Second Dubai property project scuttled

31/03/2008

Fresh and new luxury resort development, sold to investors five years ago, will never be constructed.

Damac Properties, the largest private developer in Dubai, has stopped the Palm Springs project, a 25-storey residential and resort development, planned for the Jebel Ali Palm.

Investors purchased the 1, 2 and 3 bedroom apartments, in the project commencing in late 2003. Damac said the property, when finished, would be managed by a five-star hotel operator.

The absolute beachfront property was to have provided sea views from all apartments. With resort facilities, and the opportunity to put units in the hotel pool, the project was so popular the original selling prices almost doubled within a year.

Damac however pushed ahead with building other projects, and announcing new ones across several Gulf countries. It remained tight-lipped about Palm Springs. Buyers received scant, and vague information about when the project was proceeding.

Now after five years Damac, having had the use of the funds from the sell-off, is now saying it won't proceed and the original investors, or those than have bought on the resale market, have a choice of getting their original price back plus 6% per annum interest, or transferring their investment to another Damac property at a 15% discount.

Some buyers however have paid huge premiums on the resale market, and to accept the Damac offer will leave them substantially out-of-pocket.

Damac says it has no choice as the Jebel Ali Palm has been reconfigured and the plot it was to build on will now not take the original development.

'Damac Properties has been advised that the master development of Palm Jebel Ali has been redesigned and the Palm Springs plot will not be delivered.

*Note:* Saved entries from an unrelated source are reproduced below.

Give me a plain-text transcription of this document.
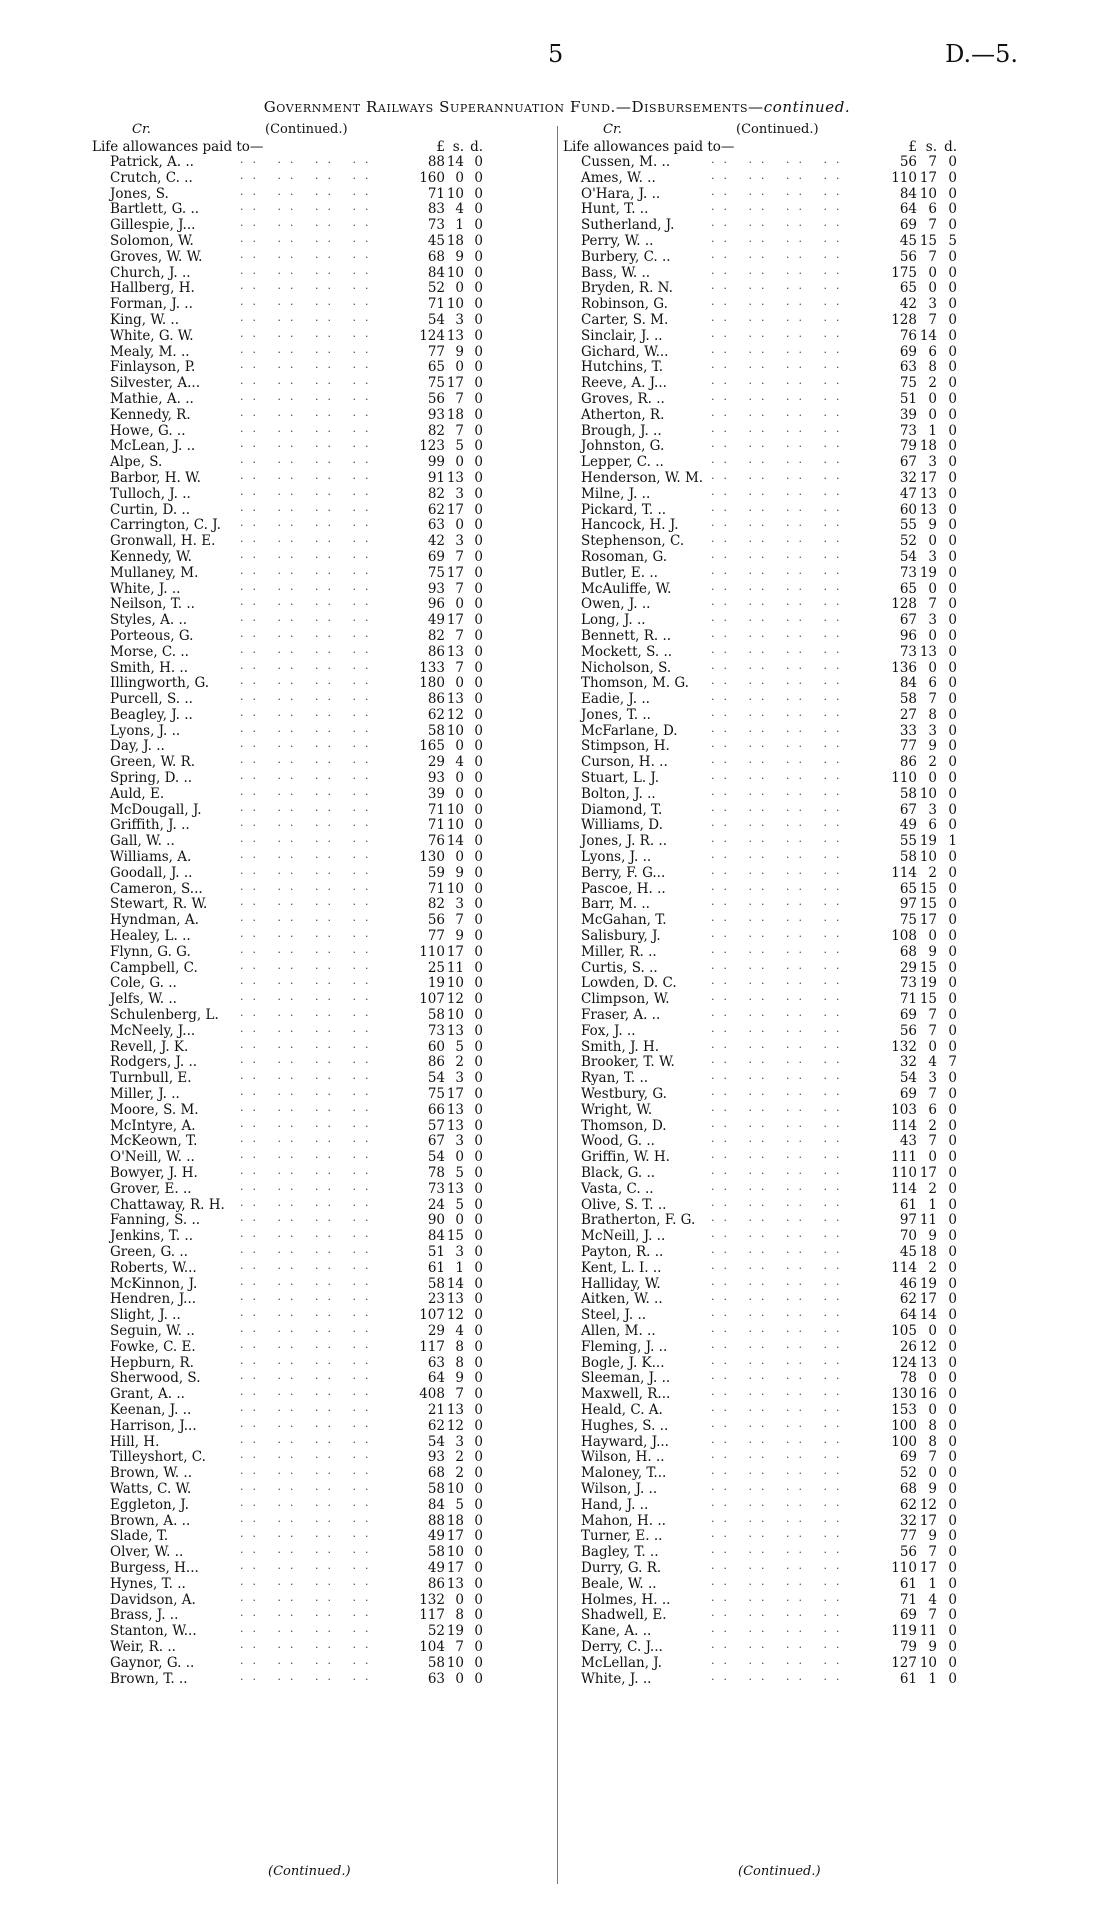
5	D.—5.
Government Railways Superannuation Fund.—Disbursements—continued.
Cr.	(Continued.)
Life allowances paid to—	£ s. d.
Patrick, A. ..	88 14 0
·· ·· ·· ··
Crutch, C. ..	160 0 0
·· ·· ·· ··
Jones, S.	71 10 0
·· ·· ·· ··
Bartlett, G. ..	83 4 0
·· ·· ·· ··
Gillespie, J...	73 1 0
·· ·· ·· ··
Solomon, W.	45 18 0
·· ·· ·· ··
Groves, W. W.	68 9 0
·· ·· ·· ··
Church, J. ..	84 10 0
·· ·· ·· ··
Hallberg, H.	52 0 0
·· ·· ·· ··
Forman, J. ..	71 10 0
·· ·· ·· ··
King, W. ..	54 3 0
·· ·· ·· ··
White, G. W.	124 13 0
·· ·· ·· ··
Mealy, M. ..	77 9 0
·· ·· ·· ··
Finlayson, P.	65 0 0
·· ·· ·· ··
Silvester, A...	75 17 0
·· ·· ·· ··
Mathie, A. ..	56 7 0
·· ·· ·· ··
Kennedy, R.	93 18 0
·· ·· ·· ··
Howe, G. ..	82 7 0
·· ·· ·· ··
McLean, J. ..	123 5 0
·· ·· ·· ··
Alpe, S.	99 0 0
·· ·· ·· ··
Barbor, H. W.	91 13 0
·· ·· ·· ··
Tulloch, J. ..	82 3 0
·· ·· ·· ··
Curtin, D. ..	62 17 0
·· ·· ·· ··
Carrington, C. J.	63 0 0
·· ·· ·· ··
Gronwall, H. E.	42 3 0
·· ·· ·· ··
Kennedy, W.	69 7 0
·· ·· ·· ··
Mullaney, M.	75 17 0
·· ·· ·· ··
White, J. ..	93 7 0
·· ·· ·· ··
Neilson, T. ..	96 0 0
·· ·· ·· ··
Styles, A. ..	49 17 0
·· ·· ·· ··
Porteous, G.	82 7 0
·· ·· ·· ··
Morse, C. ..	86 13 0
·· ·· ·· ··
Smith, H. ..	133 7 0
·· ·· ·· ··
Illingworth, G.	180 0 0
·· ·· ·· ··
Purcell, S. ..	86 13 0
·· ·· ·· ··
Beagley, J. ..	62 12 0
·· ·· ·· ··
Lyons, J. ..	58 10 0
·· ·· ·· ··
Day, J. ..	165 0 0
·· ·· ·· ··
Green, W. R.	29 4 0
·· ·· ·· ··
Spring, D. ..	93 0 0
·· ·· ·· ··
Auld, E.	39 0 0
·· ·· ·· ··
McDougall, J.	71 10 0
·· ·· ·· ··
Griffith, J. ..	71 10 0
·· ·· ·· ··
Gall, W. ..	76 14 0
·· ·· ·· ··
Williams, A.	130 0 0
·· ·· ·· ··
Goodall, J. ..	59 9 0
·· ·· ·· ··
Cameron, S...	71 10 0
·· ·· ·· ··
Stewart, R. W.	82 3 0
·· ·· ·· ··
Hyndman, A.	56 7 0
·· ·· ·· ··
Healey, L. ..	77 9 0
·· ·· ·· ··
Flynn, G. G.	110 17 0
·· ·· ·· ··
Campbell, C.	25 11 0
·· ·· ·· ··
Cole, G. ..	19 10 0
·· ·· ·· ··
Jelfs, W. ..	107 12 0
·· ·· ·· ··
Schulenberg, L.	58 10 0
·· ·· ·· ··
McNeely, J...	73 13 0
·· ·· ·· ··
Revell, J. K.	60 5 0
·· ·· ·· ··
Rodgers, J. ..	86 2 0
·· ·· ·· ··
Turnbull, E.	54 3 0
·· ·· ·· ··
Miller, J. ..	75 17 0
·· ·· ·· ··
Moore, S. M.	66 13 0
·· ·· ·· ··
McIntyre, A.	57 13 0
·· ·· ·· ··
McKeown, T.	67 3 0
·· ·· ·· ··
O'Neill, W. ..	54 0 0
·· ·· ·· ··
Bowyer, J. H.	78 5 0
·· ·· ·· ··
Grover, E. ..	73 13 0
·· ·· ·· ··
Chattaway, R. H.	24 5 0
·· ·· ·· ··
Fanning, S. ..	90 0 0
·· ·· ·· ··
Jenkins, T. ..	84 15 0
·· ·· ·· ··
Green, G. ..	51 3 0
·· ·· ·· ··
Roberts, W...	61 1 0
·· ·· ·· ··
McKinnon, J.	58 14 0
·· ·· ·· ··
Hendren, J...	23 13 0
·· ·· ·· ··
Slight, J. ..	107 12 0
·· ·· ·· ··
Seguin, W. ..	29 4 0
·· ·· ·· ··
Fowke, C. E.	117 8 0
·· ·· ·· ··
Hepburn, R.	63 8 0
·· ·· ·· ··
Sherwood, S.	64 9 0
·· ·· ·· ··
Grant, A. ..	408 7 0
·· ·· ·· ··
Keenan, J. ..	21 13 0
·· ·· ·· ··
Harrison, J...	62 12 0
·· ·· ·· ··
Hill, H.	54 3 0
·· ·· ·· ··
Tilleyshort, C.	93 2 0
·· ·· ·· ··
Brown, W. ..	68 2 0
·· ·· ·· ··
Watts, C. W.	58 10 0
·· ·· ·· ··
Eggleton, J.	84 5 0
·· ·· ·· ··
Brown, A. ..	88 18 0
·· ·· ·· ··
Slade, T.	49 17 0
·· ·· ·· ··
Olver, W. ..	58 10 0
·· ·· ·· ··
Burgess, H...	49 17 0
·· ·· ·· ··
Hynes, T. ..	86 13 0
·· ·· ·· ··
Davidson, A.	132 0 0
·· ·· ·· ··
Brass, J. ..	117 8 0
·· ·· ·· ··
Stanton, W...	52 19 0
·· ·· ·· ··
Weir, R. ..	104 7 0
·· ·· ·· ··
Gaynor, G. ..	58 10 0
·· ·· ·· ··
Brown, T. ..	63 0 0
·· ·· ·· ··
Cr.	(Continued.)
Life allowances paid to—	£ s. d.
Cussen, M. ..	56 7 0
·· ·· ·· ··
Ames, W. ..	110 17 0
·· ·· ·· ··
O'Hara, J. ..	84 10 0
·· ·· ·· ··
Hunt, T. ..	64 6 0
·· ·· ·· ··
Sutherland, J.	69 7 0
·· ·· ·· ··
Perry, W. ..	45 15 5
·· ·· ·· ··
Burbery, C. ..	56 7 0
·· ·· ·· ··
Bass, W. ..	175 0 0
·· ·· ·· ··
Bryden, R. N.	65 0 0
·· ·· ·· ··
Robinson, G.	42 3 0
·· ·· ·· ··
Carter, S. M.	128 7 0
·· ·· ·· ··
Sinclair, J. ..	76 14 0
·· ·· ·· ··
Gichard, W...	69 6 0
·· ·· ·· ··
Hutchins, T.	63 8 0
·· ·· ·· ··
Reeve, A. J...	75 2 0
·· ·· ·· ··
Groves, R. ..	51 0 0
·· ·· ·· ··
Atherton, R.	39 0 0
·· ·· ·· ··
Brough, J. ..	73 1 0
·· ·· ·· ··
Johnston, G.	79 18 0
·· ·· ·· ··
Lepper, C. ..	67 3 0
·· ·· ·· ··
Henderson, W. M.	32 17 0
·· ·· ·· ··
Milne, J. ..	47 13 0
·· ·· ·· ··
Pickard, T. ..	60 13 0
·· ·· ·· ··
Hancock, H. J.	55 9 0
·· ·· ·· ··
Stephenson, C.	52 0 0
·· ·· ·· ··
Rosoman, G.	54 3 0
·· ·· ·· ··
Butler, E. ..	73 19 0
·· ·· ·· ··
McAuliffe, W.	65 0 0
·· ·· ·· ··
Owen, J. ..	128 7 0
·· ·· ·· ··
Long, J. ..	67 3 0
·· ·· ·· ··
Bennett, R. ..	96 0 0
·· ·· ·· ··
Mockett, S. ..	73 13 0
·· ·· ·· ··
Nicholson, S.	136 0 0
·· ·· ·· ··
Thomson, M. G.	84 6 0
·· ·· ·· ··
Eadie, J. ..	58 7 0
·· ·· ·· ··
Jones, T. ..	27 8 0
·· ·· ·· ··
McFarlane, D.	33 3 0
·· ·· ·· ··
Stimpson, H.	77 9 0
·· ·· ·· ··
Curson, H. ..	86 2 0
·· ·· ·· ··
Stuart, L. J.	110 0 0
·· ·· ·· ··
Bolton, J. ..	58 10 0
·· ·· ·· ··
Diamond, T.	67 3 0
·· ·· ·· ··
Williams, D.	49 6 0
·· ·· ·· ··
Jones, J. R. ..	55 19 1
·· ·· ·· ··
Lyons, J. ..	58 10 0
·· ·· ·· ··
Berry, F. G...	114 2 0
·· ·· ·· ··
Pascoe, H. ..	65 15 0
·· ·· ·· ··
Barr, M. ..	97 15 0
·· ·· ·· ··
McGahan, T.	75 17 0
·· ·· ·· ··
Salisbury, J.	108 0 0
·· ·· ·· ··
Miller, R. ..	68 9 0
·· ·· ·· ··
Curtis, S. ..	29 15 0
·· ·· ·· ··
Lowden, D. C.	73 19 0
·· ·· ·· ··
Climpson, W.	71 15 0
·· ·· ·· ··
Fraser, A. ..	69 7 0
·· ·· ·· ··
Fox, J. ..	56 7 0
·· ·· ·· ··
Smith, J. H.	132 0 0
·· ·· ·· ··
Brooker, T. W.	32 4 7
·· ·· ·· ··
Ryan, T. ..	54 3 0
·· ·· ·· ··
Westbury, G.	69 7 0
·· ·· ·· ··
Wright, W.	103 6 0
·· ·· ·· ··
Thomson, D.	114 2 0
·· ·· ·· ··
Wood, G. ..	43 7 0
·· ·· ·· ··
Griffin, W. H.	111 0 0
·· ·· ·· ··
Black, G. ..	110 17 0
·· ·· ·· ··
Vasta, C. ..	114 2 0
·· ·· ·· ··
Olive, S. T. ..	61 1 0
·· ·· ·· ··
Bratherton, F. G.	97 11 0
·· ·· ·· ··
McNeill, J. ..	70 9 0
·· ·· ·· ··
Payton, R. ..	45 18 0
·· ·· ·· ··
Kent, L. I. ..	114 2 0
·· ·· ·· ··
Halliday, W.	46 19 0
·· ·· ·· ··
Aitken, W. ..	62 17 0
·· ·· ·· ··
Steel, J. ..	64 14 0
·· ·· ·· ··
Allen, M. ..	105 0 0
·· ·· ·· ··
Fleming, J. ..	26 12 0
·· ·· ·· ··
Bogle, J. K...	124 13 0
·· ·· ·· ··
Sleeman, J. ..	78 0 0
·· ·· ·· ··
Maxwell, R...	130 16 0
·· ·· ·· ··
Heald, C. A.	153 0 0
·· ·· ·· ··
Hughes, S. ..	100 8 0
·· ·· ·· ··
Hayward, J...	100 8 0
·· ·· ·· ··
Wilson, H. ..	69 7 0
·· ·· ·· ··
Maloney, T...	52 0 0
·· ·· ·· ··
Wilson, J. ..	68 9 0
·· ·· ·· ··
Hand, J. ..	62 12 0
·· ·· ·· ··
Mahon, H. ..	32 17 0
·· ·· ·· ··
Turner, E. ..	77 9 0
·· ·· ·· ··
Bagley, T. ..	56 7 0
·· ·· ·· ··
Durry, G. R.	110 17 0
·· ·· ·· ··
Beale, W. ..	61 1 0
·· ·· ·· ··
Holmes, H. ..	71 4 0
·· ·· ·· ··
Shadwell, E.	69 7 0
·· ·· ·· ··
Kane, A. ..	119 11 0
·· ·· ·· ··
Derry, C. J...	79 9 0
·· ·· ·· ··
McLellan, J.	127 10 0
·· ·· ·· ··
White, J. ..	61 1 0
·· ·· ·· ··
(Continued.)	(Continued.)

Due to redevelopment of the plots, the building forming the Palm Springs development cannot be situated on the re-allocated plot and, as a result, the Palm Springs project has been cancelled,' Hussain Sajwani, the Chairman of Damac Holdings, said in a statement.

It is somewhat incredulous such an event could be taking place five years after plans were put in place, and the property was marketed.

A more likely event is that construction costs have sky-rocketed since 2003, and the project based on the original prices that Damac contracted for, are now unviable.

The news of the Palm Springs demise comes hot on the heels of the failure of the Alareifi tower at Dubai Marina.

As we reported Sunday, construction of the luxury 35 storey residential Areifi Marina tower at the prestigious Dubai Marina has been halted.

Major Saudi Arabian developer, Alareifi, pulled the plug on the 379-apartment project midway through construction. Investors in the property are being told Alareifi cannot complete the project.

The Alareifi Marina is a unique development in Dubai in that whilst with other projects, off-the-plan buyers pay instalments in accordance with the staging of construction, Alareifi buyers paid the full price of the apartments upfront. In return for this they received discounted prices.

Dubai authorities in recent months have stepped in to regulate off-the-plan instalment payments by insisting developers open escrow accounts and deposit all funds into those accounts. The developers are then only permitted to draw on those funds for authorised construction works.

The Alareifi sales however, marketed through Khalid S. Al-areifi & Partner Real Estate, and the Palm Springs project, were all completed prior to this new regulation.